In 2003, we improved the distributed model checking tools as follows:

• We ported the Cæsar_Network library to the Windows and Linux operating systems.

• We integrated new functionalities in the Cæsar_Network library, such as a better error processing, primitives to enable both blocking and non-blocking message sending in the same algorithm, and several bug corrections.

• We extended Distributor to handle graphs containing labels of unbounded length, which requires a non-trivial distributed algorithm.

• Distributor was made faster (from 2 to 5 times depending on the size of graphs and number of machines) by reducing the time spent in busy waiting.

• Bcg_Merge was made (at least one order of magnitude) faster by delegating to remote machines certain tasks (such as opening, closing, and sorting Bcg files) that were previously done sequentially by the coordinating process.

• We developed a prototype, distributed version of the Cæsar_Solve (see §  6.1.2) generic library. This prototype library ( $7,600$ lines of C code) uses several machines to solve boolean equation systems on the fly. It implements an efficient parallel version of algorithm A2 based on a breadth-first traversal of the boolean graph.

An article on distributed model checking was published [21].

#### Other Tool Developments

We also improved the following Cadp tools and libraries:

• The Cæsar_Hash library was enriched with several new hash functions.

• The Bcg_Io tool was enhanced with a new option that produces the graph format accepted by the Etmcc (Erlangen-Twente Markov Chain Checker) tool.

• The Bcg_Info tool was enhanced with a new option that reports about the order (depth-first search, breadth-first search, etc.) in which the transitions of a graph are sorted. Also, the algorithm used by Bcg_Info to decide whether a graph is deterministic was redesigned to avoid loading the entire transition relation in main memory, thus resulting in significant time savings (from several hours to a few minutes for large graphs).

• The Determinator, Bcg_Steady, and Bcg_Transient tools were ported to the Windows operating system. Bcg_Steady and Bcg_Transient were enhanced so as to generate output in the standard Csv (Comma Separated Values) format used by mainstream data processing tools, including Excel and Gnuplot. Two demo examples illustrating the use of Cadp for performance evaluation were prepared. A tool paper on Determinator, Bcg_Steady, and Bcg_Transient was published [20].

• The Svl language was extended to generate particular graphs using the Bcg_Graph tool (see §  6.1.1), to minimize stochastic and probabilistic Bcg graphs using the Bcg_Min tool, and to support shell variables representing lists of labels instead of single labels.

• Finally, we started to adapt the Cadp tools to the latest versions of operating systems (Linux RedHat 9, etc.) and compilers (Gcc 3), and to improve their integration with Windows (especially by supporting filenames containing space characters).

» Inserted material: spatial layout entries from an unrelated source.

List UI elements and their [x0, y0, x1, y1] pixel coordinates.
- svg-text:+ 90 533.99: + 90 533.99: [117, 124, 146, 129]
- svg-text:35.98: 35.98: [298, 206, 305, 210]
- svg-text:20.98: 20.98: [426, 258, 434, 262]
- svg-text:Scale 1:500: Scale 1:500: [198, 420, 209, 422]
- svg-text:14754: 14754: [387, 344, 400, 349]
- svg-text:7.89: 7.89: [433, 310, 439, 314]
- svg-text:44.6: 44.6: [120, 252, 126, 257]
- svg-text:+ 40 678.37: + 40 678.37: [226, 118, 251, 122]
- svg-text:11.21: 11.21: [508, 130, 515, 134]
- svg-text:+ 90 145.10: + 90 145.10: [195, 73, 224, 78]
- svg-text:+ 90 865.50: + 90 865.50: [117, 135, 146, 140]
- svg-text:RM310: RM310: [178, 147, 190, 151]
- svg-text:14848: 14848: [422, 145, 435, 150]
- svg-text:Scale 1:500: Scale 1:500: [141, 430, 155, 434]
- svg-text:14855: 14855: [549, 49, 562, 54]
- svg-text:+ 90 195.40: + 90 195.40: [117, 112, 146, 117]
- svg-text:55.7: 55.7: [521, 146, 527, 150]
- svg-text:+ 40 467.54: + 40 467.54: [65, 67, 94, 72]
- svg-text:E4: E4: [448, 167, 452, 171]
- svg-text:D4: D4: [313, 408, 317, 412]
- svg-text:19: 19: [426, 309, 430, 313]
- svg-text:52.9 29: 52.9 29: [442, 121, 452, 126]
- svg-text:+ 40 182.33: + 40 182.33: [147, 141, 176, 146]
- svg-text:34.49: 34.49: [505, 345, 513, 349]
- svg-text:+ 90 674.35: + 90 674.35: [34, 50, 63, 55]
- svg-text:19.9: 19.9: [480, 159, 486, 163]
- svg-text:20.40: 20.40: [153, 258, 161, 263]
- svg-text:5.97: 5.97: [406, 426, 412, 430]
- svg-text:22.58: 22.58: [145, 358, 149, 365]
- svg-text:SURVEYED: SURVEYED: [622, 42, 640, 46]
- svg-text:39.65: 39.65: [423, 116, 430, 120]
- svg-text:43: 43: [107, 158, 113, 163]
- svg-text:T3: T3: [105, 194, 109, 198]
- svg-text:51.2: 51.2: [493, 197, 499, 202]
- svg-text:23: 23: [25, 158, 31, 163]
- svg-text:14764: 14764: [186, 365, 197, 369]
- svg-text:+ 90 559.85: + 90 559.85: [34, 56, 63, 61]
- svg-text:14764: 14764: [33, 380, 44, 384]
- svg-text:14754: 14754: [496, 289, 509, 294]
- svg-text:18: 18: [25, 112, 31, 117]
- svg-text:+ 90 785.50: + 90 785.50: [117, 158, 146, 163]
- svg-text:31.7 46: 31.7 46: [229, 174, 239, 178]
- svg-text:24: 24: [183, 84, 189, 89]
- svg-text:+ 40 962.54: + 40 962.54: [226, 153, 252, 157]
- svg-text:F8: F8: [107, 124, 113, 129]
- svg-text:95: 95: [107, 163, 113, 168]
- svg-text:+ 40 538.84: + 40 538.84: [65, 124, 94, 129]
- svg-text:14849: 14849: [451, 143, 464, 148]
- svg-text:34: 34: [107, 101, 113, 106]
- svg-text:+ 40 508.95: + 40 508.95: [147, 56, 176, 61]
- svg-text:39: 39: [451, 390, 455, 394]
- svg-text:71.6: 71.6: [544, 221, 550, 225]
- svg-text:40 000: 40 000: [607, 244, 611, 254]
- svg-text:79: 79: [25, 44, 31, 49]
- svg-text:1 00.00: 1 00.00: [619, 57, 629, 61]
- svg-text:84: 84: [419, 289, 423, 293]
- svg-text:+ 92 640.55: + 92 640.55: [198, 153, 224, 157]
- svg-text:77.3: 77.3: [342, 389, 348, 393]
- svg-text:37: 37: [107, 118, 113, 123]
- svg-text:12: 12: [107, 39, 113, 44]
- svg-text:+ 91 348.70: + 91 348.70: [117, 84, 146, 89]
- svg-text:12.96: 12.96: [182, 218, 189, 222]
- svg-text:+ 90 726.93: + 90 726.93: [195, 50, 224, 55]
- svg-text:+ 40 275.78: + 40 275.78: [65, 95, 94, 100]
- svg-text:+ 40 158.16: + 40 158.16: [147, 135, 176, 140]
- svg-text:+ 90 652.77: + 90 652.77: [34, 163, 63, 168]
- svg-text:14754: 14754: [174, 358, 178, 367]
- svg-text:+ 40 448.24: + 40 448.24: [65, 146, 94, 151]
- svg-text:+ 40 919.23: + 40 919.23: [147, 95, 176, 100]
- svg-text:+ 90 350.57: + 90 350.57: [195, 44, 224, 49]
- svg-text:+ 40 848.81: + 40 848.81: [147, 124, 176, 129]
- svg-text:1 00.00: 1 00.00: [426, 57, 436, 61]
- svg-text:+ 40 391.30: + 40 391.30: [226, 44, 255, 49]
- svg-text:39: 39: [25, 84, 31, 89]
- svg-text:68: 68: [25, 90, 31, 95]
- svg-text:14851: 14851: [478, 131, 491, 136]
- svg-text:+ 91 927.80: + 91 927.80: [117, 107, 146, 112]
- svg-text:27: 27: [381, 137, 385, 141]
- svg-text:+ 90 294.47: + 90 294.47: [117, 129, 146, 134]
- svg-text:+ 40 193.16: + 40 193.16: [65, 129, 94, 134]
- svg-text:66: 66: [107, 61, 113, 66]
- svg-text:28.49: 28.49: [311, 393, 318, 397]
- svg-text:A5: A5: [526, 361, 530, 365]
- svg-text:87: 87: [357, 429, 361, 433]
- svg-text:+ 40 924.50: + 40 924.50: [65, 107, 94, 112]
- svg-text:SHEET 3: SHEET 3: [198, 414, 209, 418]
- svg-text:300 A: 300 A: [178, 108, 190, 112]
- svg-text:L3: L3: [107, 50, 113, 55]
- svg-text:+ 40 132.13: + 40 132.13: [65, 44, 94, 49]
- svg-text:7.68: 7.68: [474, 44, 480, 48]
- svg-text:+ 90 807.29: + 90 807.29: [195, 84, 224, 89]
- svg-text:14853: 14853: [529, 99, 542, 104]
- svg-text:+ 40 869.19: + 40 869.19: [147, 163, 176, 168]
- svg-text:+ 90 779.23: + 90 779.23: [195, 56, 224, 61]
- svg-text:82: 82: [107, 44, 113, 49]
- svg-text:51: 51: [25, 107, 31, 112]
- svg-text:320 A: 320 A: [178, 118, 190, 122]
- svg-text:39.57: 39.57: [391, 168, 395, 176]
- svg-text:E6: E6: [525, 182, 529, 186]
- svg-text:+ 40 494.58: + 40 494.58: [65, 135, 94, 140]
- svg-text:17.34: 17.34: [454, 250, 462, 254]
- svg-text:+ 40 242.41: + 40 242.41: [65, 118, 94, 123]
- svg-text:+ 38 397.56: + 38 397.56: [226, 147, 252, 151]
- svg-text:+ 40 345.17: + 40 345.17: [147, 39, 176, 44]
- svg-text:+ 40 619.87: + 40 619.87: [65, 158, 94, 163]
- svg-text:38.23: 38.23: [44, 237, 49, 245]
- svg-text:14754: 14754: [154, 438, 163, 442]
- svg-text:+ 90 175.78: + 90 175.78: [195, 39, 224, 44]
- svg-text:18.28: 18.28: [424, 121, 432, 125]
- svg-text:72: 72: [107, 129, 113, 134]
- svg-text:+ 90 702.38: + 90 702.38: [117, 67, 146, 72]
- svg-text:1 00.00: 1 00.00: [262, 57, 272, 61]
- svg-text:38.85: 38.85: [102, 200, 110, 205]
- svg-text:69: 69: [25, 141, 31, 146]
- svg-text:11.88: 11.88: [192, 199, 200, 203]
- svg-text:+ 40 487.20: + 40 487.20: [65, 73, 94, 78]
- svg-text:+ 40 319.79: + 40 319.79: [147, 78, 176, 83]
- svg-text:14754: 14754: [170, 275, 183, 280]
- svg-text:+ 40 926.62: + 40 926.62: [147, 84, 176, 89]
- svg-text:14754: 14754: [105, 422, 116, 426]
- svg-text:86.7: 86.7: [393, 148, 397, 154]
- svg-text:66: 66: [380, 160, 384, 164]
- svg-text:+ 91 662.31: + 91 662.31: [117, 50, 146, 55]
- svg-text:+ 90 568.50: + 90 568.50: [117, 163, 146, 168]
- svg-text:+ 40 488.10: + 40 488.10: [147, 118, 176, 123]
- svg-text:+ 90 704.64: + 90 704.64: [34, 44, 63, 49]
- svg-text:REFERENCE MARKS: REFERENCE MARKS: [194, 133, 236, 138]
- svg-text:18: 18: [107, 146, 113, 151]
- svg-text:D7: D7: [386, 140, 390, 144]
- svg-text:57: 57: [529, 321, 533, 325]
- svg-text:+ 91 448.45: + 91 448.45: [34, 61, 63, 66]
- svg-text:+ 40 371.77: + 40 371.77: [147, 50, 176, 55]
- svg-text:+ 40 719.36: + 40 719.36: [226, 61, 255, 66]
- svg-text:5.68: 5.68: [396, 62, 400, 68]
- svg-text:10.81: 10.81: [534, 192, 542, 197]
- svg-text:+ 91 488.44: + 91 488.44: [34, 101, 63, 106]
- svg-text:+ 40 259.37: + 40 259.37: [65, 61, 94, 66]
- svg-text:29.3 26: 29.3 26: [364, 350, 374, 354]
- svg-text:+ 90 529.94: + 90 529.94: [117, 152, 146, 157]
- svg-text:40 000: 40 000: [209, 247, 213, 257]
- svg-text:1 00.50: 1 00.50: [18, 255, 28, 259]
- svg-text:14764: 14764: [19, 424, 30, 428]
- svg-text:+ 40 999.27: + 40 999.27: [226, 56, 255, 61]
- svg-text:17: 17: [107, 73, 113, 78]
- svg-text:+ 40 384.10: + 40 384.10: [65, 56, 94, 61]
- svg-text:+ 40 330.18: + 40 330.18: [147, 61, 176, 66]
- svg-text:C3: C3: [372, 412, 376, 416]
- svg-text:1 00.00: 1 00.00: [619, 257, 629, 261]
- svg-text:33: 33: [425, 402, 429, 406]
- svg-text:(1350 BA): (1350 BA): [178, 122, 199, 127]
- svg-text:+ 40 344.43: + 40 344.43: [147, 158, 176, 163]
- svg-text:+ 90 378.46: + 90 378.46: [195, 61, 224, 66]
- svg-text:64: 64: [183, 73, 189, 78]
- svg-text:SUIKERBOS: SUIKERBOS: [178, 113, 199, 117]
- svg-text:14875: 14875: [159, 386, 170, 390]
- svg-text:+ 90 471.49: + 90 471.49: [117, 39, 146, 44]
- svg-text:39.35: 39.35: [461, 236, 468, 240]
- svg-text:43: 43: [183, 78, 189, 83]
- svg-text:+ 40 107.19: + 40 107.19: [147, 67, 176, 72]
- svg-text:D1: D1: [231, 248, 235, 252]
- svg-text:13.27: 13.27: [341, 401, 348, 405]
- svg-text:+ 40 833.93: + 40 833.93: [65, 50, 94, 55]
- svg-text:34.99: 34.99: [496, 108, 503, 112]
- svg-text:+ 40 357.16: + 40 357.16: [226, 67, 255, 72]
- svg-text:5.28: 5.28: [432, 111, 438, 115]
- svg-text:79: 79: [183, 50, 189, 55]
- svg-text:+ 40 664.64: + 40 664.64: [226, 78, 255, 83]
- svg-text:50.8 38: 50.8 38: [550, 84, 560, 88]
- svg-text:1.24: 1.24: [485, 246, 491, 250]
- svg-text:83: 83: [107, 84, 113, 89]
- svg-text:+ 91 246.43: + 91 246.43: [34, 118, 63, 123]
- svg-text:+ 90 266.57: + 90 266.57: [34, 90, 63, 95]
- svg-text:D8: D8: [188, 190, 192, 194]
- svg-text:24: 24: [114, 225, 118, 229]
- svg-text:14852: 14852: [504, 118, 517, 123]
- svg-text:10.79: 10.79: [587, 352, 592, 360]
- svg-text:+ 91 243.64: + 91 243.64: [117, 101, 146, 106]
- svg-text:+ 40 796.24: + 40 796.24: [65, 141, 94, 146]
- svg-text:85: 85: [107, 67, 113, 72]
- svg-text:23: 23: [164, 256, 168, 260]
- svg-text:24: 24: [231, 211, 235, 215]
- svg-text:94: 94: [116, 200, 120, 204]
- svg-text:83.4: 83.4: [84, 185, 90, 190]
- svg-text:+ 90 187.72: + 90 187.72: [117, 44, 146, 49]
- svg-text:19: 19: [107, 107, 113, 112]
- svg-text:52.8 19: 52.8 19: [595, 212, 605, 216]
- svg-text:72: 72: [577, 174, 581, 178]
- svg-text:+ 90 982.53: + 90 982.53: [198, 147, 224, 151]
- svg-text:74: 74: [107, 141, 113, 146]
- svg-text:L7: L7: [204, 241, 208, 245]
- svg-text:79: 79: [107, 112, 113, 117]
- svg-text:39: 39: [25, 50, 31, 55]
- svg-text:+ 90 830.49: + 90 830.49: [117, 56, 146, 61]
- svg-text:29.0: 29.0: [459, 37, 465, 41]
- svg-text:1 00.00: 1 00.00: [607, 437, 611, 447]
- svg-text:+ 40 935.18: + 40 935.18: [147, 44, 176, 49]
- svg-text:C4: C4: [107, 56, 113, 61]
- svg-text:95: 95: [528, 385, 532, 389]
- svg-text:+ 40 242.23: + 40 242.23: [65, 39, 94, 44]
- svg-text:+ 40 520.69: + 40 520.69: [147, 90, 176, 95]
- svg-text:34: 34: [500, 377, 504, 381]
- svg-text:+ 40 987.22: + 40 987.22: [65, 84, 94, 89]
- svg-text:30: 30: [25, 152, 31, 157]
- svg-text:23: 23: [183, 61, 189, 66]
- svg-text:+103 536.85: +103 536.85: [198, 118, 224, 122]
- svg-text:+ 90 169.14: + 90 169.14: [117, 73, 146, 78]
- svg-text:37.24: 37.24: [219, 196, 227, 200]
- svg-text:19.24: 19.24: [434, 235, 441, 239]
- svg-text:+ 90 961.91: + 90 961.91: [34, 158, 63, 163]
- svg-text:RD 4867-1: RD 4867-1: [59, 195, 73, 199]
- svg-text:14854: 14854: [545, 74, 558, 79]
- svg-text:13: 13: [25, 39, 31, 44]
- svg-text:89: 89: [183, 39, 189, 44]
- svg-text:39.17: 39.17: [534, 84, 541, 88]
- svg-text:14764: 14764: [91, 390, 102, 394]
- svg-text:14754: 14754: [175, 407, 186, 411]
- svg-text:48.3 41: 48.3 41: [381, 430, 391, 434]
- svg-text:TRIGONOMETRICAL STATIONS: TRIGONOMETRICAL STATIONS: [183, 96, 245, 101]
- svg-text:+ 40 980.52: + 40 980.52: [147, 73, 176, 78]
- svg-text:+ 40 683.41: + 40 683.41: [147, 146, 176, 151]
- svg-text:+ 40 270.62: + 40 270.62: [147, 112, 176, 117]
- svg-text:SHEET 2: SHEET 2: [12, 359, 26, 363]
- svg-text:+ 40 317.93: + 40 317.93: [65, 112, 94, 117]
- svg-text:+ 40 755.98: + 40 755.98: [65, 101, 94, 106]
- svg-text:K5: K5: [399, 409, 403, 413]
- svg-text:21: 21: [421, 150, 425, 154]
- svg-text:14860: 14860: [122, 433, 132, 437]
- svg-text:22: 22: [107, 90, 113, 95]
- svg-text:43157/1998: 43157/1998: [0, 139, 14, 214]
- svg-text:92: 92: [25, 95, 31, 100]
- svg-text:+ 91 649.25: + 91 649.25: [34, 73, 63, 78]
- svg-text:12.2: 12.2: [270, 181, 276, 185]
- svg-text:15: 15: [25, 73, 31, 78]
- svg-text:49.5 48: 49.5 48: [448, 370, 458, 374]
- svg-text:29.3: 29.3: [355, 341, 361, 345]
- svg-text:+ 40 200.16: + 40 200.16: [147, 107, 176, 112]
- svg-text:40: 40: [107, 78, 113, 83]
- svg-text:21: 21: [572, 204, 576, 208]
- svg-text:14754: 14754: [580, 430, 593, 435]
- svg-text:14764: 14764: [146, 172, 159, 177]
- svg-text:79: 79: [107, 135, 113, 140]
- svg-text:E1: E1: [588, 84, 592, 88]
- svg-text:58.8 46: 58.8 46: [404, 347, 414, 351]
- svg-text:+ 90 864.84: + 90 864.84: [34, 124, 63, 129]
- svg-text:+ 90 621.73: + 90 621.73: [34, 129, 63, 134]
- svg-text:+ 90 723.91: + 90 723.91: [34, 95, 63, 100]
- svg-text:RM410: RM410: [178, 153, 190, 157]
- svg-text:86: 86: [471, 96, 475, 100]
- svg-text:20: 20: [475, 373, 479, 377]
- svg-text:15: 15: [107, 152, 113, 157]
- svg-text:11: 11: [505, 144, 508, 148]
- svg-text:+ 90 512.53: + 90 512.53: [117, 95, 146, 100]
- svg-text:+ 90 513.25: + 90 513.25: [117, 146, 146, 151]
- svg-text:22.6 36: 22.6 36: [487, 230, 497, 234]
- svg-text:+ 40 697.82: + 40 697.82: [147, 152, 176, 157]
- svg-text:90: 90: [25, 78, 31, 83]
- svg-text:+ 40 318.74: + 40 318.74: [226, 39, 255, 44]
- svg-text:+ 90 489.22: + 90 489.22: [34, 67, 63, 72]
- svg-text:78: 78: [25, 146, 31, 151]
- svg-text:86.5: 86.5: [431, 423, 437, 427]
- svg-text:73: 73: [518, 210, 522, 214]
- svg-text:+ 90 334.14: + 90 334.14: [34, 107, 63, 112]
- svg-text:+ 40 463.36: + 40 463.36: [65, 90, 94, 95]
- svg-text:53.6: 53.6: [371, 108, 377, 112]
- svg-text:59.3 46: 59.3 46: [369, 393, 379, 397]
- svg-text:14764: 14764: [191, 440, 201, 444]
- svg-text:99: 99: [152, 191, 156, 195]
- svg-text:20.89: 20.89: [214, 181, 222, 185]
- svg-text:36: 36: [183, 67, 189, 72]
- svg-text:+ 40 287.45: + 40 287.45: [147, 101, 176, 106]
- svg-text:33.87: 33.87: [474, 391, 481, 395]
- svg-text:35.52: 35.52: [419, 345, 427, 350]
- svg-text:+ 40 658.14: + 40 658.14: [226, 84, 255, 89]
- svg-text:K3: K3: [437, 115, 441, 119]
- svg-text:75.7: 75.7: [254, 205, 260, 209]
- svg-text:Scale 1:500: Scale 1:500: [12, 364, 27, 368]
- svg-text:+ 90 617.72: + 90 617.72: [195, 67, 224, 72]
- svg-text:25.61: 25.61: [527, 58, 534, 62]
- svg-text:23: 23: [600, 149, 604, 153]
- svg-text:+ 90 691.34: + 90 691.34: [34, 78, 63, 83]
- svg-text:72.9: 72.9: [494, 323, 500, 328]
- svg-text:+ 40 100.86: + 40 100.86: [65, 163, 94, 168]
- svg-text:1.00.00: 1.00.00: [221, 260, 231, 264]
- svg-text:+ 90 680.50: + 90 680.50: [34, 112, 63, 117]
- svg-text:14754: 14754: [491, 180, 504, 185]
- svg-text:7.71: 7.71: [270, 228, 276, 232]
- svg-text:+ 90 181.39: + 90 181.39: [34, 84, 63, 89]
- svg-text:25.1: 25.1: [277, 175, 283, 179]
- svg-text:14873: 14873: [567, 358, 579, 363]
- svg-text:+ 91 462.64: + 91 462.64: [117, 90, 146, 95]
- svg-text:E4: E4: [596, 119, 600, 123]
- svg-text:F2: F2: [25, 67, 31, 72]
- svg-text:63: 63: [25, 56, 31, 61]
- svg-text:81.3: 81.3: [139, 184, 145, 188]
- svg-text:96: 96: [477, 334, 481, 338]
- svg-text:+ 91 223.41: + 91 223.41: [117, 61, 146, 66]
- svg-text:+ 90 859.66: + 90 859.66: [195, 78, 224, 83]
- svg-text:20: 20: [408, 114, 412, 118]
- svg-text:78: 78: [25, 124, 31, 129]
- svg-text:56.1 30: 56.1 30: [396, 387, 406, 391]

We also contributed to other tools outside the Vasy team:

• We corrected several bugs in the TReX symbolic verification tool(See http://www.liafa.jussieu.fr/~sighirea/trex) and added several functionalities, such as gate synchronization, optimized representation of boolean variables, and new options for controlling acceleration and processing non-linear formulas. These improvements led to the release of TReX 1.3 in February 2003 and TReX 1.4 in November 2003.

• We found and proposed a correction for a bug in the Syntax abstract tree generator developed at Inria Rocquencourt (incorrect error message when source code is split in several files).